Researchers have noted that most e-cig users are significantly younger, and that adults seem to have less interest in the use of e-cigs than teens.
In a study based on the data from the National Health Interview Survey in 2014, researchers found that 22 percent of people aged 18 to 24 years old use e-cigs, and that about 4 percent of people aged 65 years old and above have tried them out.
Meanwhile, the study also said that 13.6 percent of high school students have tried the use of these devices, a number which is higher than the 12.6 percent of adults in the country who have at least tried an e-cig once and the 3.7 percent of adults who use e-cig in their daily routine.
When it comes to conventional smoking, the study revealed that 15.2 percent of adults still practice the smoking of traditional cigarettes and about 48 percent of them have tried an e-cig once. Of those who have kicked the habit of conventional smoking, 55 percent have used an e-cig once while 22 percent currently uses them.
Among the 37,000 adults who participated in the survey, the use of e-cigs has increased among males with 14 percent while it has dropped among females with only about 11 percent. Regarding racial diversity, 5 percent of Caucasians consume e-cigs while 11 percent of Native Americans use these devices. Among African-Americans and Hispanics, only 2 percent use e-cigs, the research said.
Researchers said that these data offer the first-ever in-depth look at the popularity of e-cigs among adults in the country, but they have yet to see the factors that drive people to smoke e-cigs.

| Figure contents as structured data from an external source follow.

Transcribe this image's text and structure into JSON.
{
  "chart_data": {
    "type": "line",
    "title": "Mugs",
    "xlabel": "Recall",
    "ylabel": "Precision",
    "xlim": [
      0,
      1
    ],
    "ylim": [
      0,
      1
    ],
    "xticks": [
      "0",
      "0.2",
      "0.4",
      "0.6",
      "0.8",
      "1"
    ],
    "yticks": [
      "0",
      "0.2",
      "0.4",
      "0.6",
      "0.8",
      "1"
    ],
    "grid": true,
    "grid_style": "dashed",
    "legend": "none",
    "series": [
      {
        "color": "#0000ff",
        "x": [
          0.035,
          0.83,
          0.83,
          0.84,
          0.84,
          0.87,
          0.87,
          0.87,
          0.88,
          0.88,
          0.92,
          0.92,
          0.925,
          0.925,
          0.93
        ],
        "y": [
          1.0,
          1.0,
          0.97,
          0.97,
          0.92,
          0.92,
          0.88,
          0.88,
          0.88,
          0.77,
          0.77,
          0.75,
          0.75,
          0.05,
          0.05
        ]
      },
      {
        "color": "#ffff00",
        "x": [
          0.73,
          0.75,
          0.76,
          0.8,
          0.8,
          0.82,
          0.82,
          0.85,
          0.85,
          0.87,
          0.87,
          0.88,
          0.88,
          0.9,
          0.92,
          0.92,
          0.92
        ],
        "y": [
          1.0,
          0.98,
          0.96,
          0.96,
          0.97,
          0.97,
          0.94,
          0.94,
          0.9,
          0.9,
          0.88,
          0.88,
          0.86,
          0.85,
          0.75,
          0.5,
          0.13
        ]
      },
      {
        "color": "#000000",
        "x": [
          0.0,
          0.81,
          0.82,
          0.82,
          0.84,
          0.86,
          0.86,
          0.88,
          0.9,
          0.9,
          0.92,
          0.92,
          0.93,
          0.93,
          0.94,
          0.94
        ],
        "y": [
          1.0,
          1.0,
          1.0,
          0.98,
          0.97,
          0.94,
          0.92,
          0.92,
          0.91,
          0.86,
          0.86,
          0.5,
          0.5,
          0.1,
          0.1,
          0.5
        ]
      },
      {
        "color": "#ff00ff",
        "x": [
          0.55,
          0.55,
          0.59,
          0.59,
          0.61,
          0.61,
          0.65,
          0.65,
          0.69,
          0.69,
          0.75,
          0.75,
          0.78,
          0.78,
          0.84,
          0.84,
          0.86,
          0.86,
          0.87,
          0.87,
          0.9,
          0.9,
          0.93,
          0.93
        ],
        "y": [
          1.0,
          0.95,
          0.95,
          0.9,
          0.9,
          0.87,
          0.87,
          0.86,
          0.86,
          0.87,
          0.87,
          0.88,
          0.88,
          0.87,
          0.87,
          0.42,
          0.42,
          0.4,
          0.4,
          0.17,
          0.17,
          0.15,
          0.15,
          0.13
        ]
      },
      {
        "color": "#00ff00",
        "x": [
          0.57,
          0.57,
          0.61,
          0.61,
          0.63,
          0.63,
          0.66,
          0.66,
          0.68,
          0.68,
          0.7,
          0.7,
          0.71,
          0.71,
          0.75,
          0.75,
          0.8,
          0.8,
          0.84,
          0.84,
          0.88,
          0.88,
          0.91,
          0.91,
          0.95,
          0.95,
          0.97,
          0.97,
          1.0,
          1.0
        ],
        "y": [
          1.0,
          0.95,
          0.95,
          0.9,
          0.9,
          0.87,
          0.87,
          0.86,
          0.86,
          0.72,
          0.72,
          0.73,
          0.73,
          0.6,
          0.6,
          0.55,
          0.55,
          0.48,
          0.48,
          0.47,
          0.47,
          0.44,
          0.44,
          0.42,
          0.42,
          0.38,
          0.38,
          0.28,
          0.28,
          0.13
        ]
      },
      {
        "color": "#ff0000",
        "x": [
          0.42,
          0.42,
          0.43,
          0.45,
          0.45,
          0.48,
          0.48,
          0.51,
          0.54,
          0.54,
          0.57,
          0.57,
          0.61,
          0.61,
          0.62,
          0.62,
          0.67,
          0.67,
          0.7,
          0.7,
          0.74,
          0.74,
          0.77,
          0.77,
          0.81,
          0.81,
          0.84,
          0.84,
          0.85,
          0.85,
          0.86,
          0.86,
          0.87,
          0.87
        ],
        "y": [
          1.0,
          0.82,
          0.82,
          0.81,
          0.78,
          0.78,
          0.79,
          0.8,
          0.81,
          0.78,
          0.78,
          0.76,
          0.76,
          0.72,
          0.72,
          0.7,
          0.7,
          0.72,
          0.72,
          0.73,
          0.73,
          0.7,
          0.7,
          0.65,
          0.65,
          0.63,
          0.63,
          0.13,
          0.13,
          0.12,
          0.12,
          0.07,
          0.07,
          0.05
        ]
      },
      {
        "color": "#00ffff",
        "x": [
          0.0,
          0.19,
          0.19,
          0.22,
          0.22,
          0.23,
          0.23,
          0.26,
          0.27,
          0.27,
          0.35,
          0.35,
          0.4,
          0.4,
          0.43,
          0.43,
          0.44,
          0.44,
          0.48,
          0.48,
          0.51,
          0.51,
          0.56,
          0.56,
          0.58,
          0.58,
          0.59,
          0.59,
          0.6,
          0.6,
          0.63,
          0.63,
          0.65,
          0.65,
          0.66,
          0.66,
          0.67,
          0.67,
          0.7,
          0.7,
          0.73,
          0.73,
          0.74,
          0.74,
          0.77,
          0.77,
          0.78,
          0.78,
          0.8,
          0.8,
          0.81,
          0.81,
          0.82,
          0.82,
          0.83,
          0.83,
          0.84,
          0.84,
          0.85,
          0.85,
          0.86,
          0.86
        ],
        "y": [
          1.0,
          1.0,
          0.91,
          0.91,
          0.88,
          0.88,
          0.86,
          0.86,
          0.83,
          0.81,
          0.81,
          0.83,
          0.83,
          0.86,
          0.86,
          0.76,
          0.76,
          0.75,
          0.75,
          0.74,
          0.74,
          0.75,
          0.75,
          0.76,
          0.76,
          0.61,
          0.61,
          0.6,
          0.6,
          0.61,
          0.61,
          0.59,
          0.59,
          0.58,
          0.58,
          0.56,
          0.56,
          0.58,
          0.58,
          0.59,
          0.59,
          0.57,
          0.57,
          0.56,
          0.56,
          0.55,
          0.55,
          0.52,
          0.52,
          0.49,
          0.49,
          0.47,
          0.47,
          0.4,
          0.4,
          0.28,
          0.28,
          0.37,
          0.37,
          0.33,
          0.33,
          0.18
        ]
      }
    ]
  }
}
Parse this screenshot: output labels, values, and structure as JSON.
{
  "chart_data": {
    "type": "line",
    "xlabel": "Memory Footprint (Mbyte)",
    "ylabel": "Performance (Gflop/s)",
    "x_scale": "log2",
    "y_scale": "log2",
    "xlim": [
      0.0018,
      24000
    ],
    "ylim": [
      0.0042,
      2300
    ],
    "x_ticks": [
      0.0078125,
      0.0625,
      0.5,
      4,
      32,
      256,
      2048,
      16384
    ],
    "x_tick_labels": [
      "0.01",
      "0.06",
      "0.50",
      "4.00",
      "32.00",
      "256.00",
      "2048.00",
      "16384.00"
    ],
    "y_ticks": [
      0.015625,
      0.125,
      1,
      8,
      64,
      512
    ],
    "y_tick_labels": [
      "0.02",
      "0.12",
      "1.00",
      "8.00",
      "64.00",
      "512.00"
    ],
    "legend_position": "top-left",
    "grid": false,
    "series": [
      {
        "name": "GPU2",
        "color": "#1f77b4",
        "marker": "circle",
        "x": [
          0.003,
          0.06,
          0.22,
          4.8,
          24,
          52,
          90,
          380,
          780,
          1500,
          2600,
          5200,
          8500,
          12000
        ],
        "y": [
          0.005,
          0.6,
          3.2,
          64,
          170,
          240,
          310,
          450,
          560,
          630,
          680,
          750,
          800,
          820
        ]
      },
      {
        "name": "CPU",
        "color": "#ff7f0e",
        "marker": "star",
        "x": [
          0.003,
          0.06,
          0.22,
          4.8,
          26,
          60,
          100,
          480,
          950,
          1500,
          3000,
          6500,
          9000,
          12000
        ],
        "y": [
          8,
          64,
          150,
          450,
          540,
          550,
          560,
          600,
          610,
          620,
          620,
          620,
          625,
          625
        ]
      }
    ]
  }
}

"This was the first year that the NCHS has even asked these questions. So we can only speculate as to why, as we watch to see how the trends unfold over time," explained Charlotte Schoenborn, statistician and co-author of the study.
Erika Sward from the American Lung Association who was not involved in this study said that the newly-released data will be helpful in monitoring e-cigarettes in the country.
Sward said that the U.S. Food and Drug Administration have not even discovered any proof that e-cigs are safe or effective in helping users quit smoking. She said that no e-cig company has applied to the FDA for approval, and that the most vulnerable to the possible side-effects of the product are current smokers who are young and have recently quit smoking.
"And until we act, troubling studies like this one suggest that we're on a path to a real public health crisis that will undo much of the progress that has been made to reduce tobacco use in the U.S," she added.